Fr Miguel Ruiz, director of the Don Bosco Technical Centre in Lahore, said most people will not be affected by the resignation of President Pervez Musharraf.
In an interview with the charity Aid to the Church in Need, which helps persecuted and other suffering Christians, he said: "It makes no difference who is in power. The situation of the Christians has rarely improved as a result of a change of government."
Fr Ruiz said that even though pressure on Christians had eased under Mr Musharraf, the threat of unrest from fundamentalists had prevented the president from overturning Pakistan’s Blasphemy Laws, which create huge problems for non-Muslims.
Under the laws, which were passed in the 1980s, desecrating the Qur‘an or insulting the prophet Mohammed is punishable by execution or life-imprisonment.
The laws are often used to pursue personal vendettas, especially against Christians.
According to Fr Ruiz, poverty – and not politics – is the underlying reason for the oppression of Christians.
In Pakistan, Christians are regarded as the lowest section of society, a hang-over from the old Hindu caste system, and their lower social status makes them vulnerable to persecution.
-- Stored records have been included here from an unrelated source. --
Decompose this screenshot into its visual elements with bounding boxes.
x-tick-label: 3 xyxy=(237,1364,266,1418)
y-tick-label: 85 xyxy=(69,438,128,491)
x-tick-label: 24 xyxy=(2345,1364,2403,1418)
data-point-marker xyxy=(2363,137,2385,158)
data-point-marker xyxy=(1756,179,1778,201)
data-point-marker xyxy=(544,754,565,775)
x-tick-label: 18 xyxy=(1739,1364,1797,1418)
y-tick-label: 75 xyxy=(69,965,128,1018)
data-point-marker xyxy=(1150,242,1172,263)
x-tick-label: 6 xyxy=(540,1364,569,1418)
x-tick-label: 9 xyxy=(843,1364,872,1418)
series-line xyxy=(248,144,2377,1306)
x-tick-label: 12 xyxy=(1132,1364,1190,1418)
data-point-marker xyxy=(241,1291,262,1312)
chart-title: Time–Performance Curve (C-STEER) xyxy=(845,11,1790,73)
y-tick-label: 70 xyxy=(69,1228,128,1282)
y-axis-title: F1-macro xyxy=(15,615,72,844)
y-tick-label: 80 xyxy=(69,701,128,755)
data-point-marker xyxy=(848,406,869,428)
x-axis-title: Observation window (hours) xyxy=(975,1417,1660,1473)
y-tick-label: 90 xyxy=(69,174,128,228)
He stressed that this is not the fault of Islam, and that many Muslims are ashamed of the segregation of society.
Lack of access to education means that Christian children remain in poverty and cannot acquire the qualifications they need for better jobs and improved social status.
Because of state entrance criteria, which require students to have a working knowledge of English, many of them are debarred from entering Church-run further educational establishments.
Fr Ruiz said: "The Church must consider how to give her faithful better access to the educational system."
Many parents cannot afford to send their children to school, or else have to send them to one of the Qur‘anic schools, more than half of which are unregulated by the state.
Often delinquents of 12 or 13 are sent to these Qur‘anic schools, where, according to Fr Ruiz, “all their passion, their energy and their frustration in regard to society is channelled into hatred”.
He told ACN that his personal dream was to work with young offenders, “who will otherwise be educated in unregulated Qur‘anic schools”.
Christians in Pakistan are a tiny minority of about 1.5 percent in an overwhelmingly Muslim country.